Fondateur des éditions L’âge d’Homme à Lausanne dans les années 60, ce libraire-éditeur a notamment publié le célèbre La légende du football du Suisse Georges Haldas, « un frère en combustion » à qui ce livre est dédié. Cela dit bien le feu qui les animait pour ce jeu, autant que pour la littérature. Deux passions qui d’ailleurs s’entremêlent à quelques occasions dans le texte, comme dans cet admirable extrait évoquant Cruyff et ses coéquipiers néerlandais adeptes d’un football total : « En voyant de telles prouesses, on voudrait immédiatement refaire le geste. De même, quand vous lisez un grand texte, vous voulez connaître le mystère qui se trouve derrière : vous le relisez. Pourquoi est-on pris, ému ? Parce que quelqu’un – ainsi que Paulhan disait de Cingria – sait dire «il pleut» comme personne d’autre ».



Le scientifique : Etienne Ghys, La petite histoire du ballon de foot (2022, Odile Jacob)

C’est un livre de football à mettre en classe, en cours de mathématiques ou de géométrie, au collège ou à l’école primaire. Un livre à placer dans la bibliothèque du club-house, pour que toutes les petites licenciées et tous les petits licenciés s’en emparent à l’heure du goûter d’après-match. Ici, l’amour du jeu et du ballon sont un prétexte pour rendre curieux, faire lire, inviter à apprendre. Avec l’aide de Platon ou d’Archimède, Etienne Ghys promet ainsi « d’examiner les ballons de foot sous toutes leurs coutures », grâce notamment à la géométrie qui permet de « comprendre ce qui nous entoure ». Le ballon en premier lieu donc puisqu’on ne peut pas s’en passer, enfants comme adultes.

Mathématicien et secrétaire perpétuel de l’Académie des sciences, l’auteur a dès lors toute notre confiance pour nous éclairer sur l’histoire intime de l’objet phare ; sa construction, son assemblage, les polyèdres qui le caractérisent, ses évolutions au fil des coupes du Monde, son vol dans l’air, sa rugosité, sa rigidité… Et malgré l’utilisation de termes physiques qui peuvent faire peur, on accède à toutes les explications, en ne perdant jamais de vue la beauté de l’acteur principal, souvent dessiné, en long et en large, en forme ronde ou aplati sur la feuille, car « un mathématicien, si grand qu’on le veuille, ne possédant pas le dessin, sera non seulement une moitié de mathématicien, mais aussi un homme sans yeux ». Un peu comme un footballeur sans son ballon.



Le philosophique : Bernard Chambaz, Petite philosophie du ballon (2018, Flammarion)

Bernard Chambaz sait tout faire.

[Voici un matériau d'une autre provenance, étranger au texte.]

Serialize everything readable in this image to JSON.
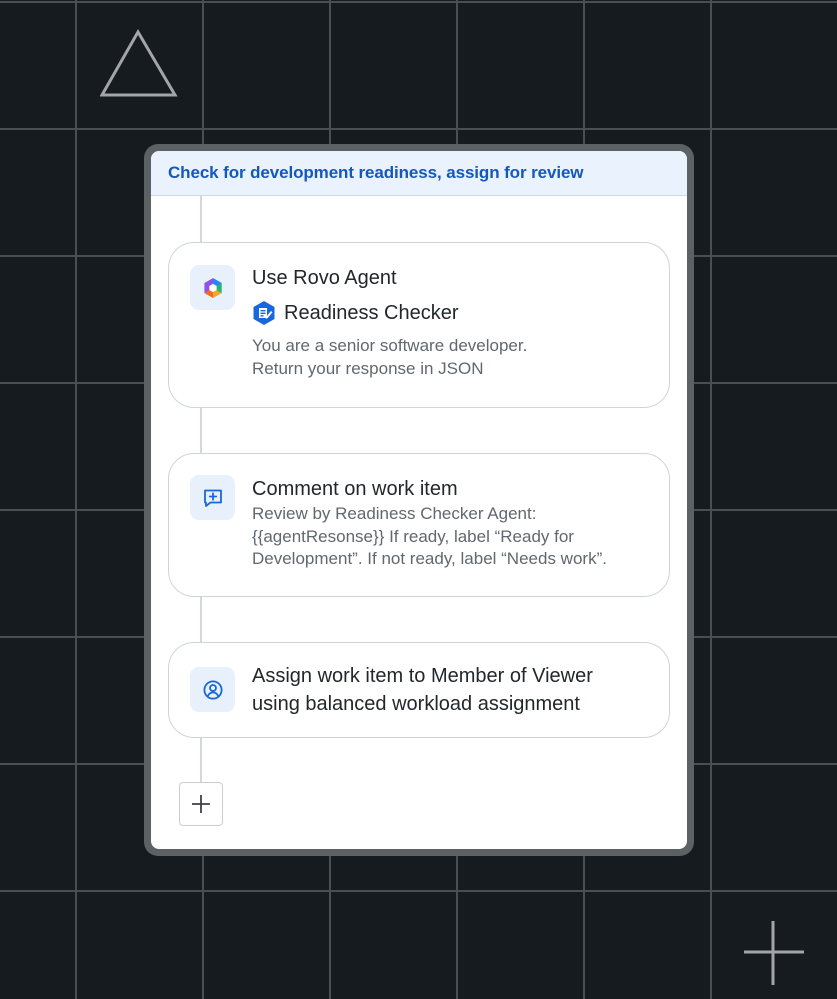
{
  "panel": {
    "title": "Check for development readiness, assign for review"
  },
  "steps": [
    {
      "icon": "rovo-icon",
      "title": "Use Rovo Agent",
      "agent_icon": "readiness-checker-icon",
      "agent_name": "Readiness Checker",
      "description_lines": [
        "You are a senior software developer.",
        "Return your response in JSON"
      ]
    },
    {
      "icon": "comment-add-icon",
      "title": "Comment on work item",
      "description_lines": [
        "Review by Readiness Checker Agent:",
        "{{agentResonse}} If ready, label “Ready for",
        "Development”. If not ready, label “Needs work”."
      ]
    },
    {
      "icon": "person-icon",
      "title_lines": [
        "Assign work item to Member of Viewer",
        "using balanced workload assignment"
      ]
    }
  ],
  "add_button": {
    "icon": "plus-icon"
  },
  "colors": {
    "background": "#151b1e",
    "grid_line": "#4a4f52",
    "panel_frame": "#5c6163",
    "header_bg": "#e9f2fd",
    "header_text": "#1558bc",
    "icon_tile": "#e8f0fb",
    "icon_blue": "#1868db"
  }
}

Des grands périples à vélo, des marathons sous un ciel resplendissant, des matchs de football sur toutes les surfaces, des livres délicieux. Dans celui-ci, qui prend place au cœur d’une œuvre foisonnante et protéiforme, remarquable, l’écrivain tisse le lien entre ce ballon qui lui est si cher et quelques penseurs-philosophes. A commencer par Pascal, qui sous-entend déjà une présence inéluctable : « Nous courons sans souci dans le précipice après que nous avons mis quelque chose devant nous pour nous empêcher de le voir ». David Hume et Diego Maradona s’accordent eux sur « le mouvement perpétuel », tandis qu’Albert Camus occupe bien sûr une place émérite, lui qui ne se cachait ni pour jouer ni pour partager les apprentissages essentiels acquis sur un terrain. Bergson, Démocrite, Jankélévitch, Montaigne et beaucoup d’autres complètent la feuille de match.

Et puis, parmi la soixantaine de petits textes qui composent cet ouvrage, il y a les souvenirs du jeu de l’auteur, fidèle pendant deux décennies au championnat FSGT en région parisienne puis plus tard à l’équipe de France des écrivains ; il y a ses nombreux voyages dans un ailleurs où le ballon n’est jamais loin, source de rencontres et de fraternités autant qu’un langage ; il y a la douceur d’écriture de Bernard Chambaz, qui console et qui nous enseigne toujours quelque chose, sans jamais l’imposer. Il y a aussi ce poème fou en pages 24 et 25, dont chacun des 28 vers (sans point final, surtout pas) commence par l’anaphore « il y a ». Et pour se quitter on ne résiste pas à citer le plus beau vers de tous les temps pour qui a joué et aimé en même temps : « Il y a mon amoureuse dans le rond central ».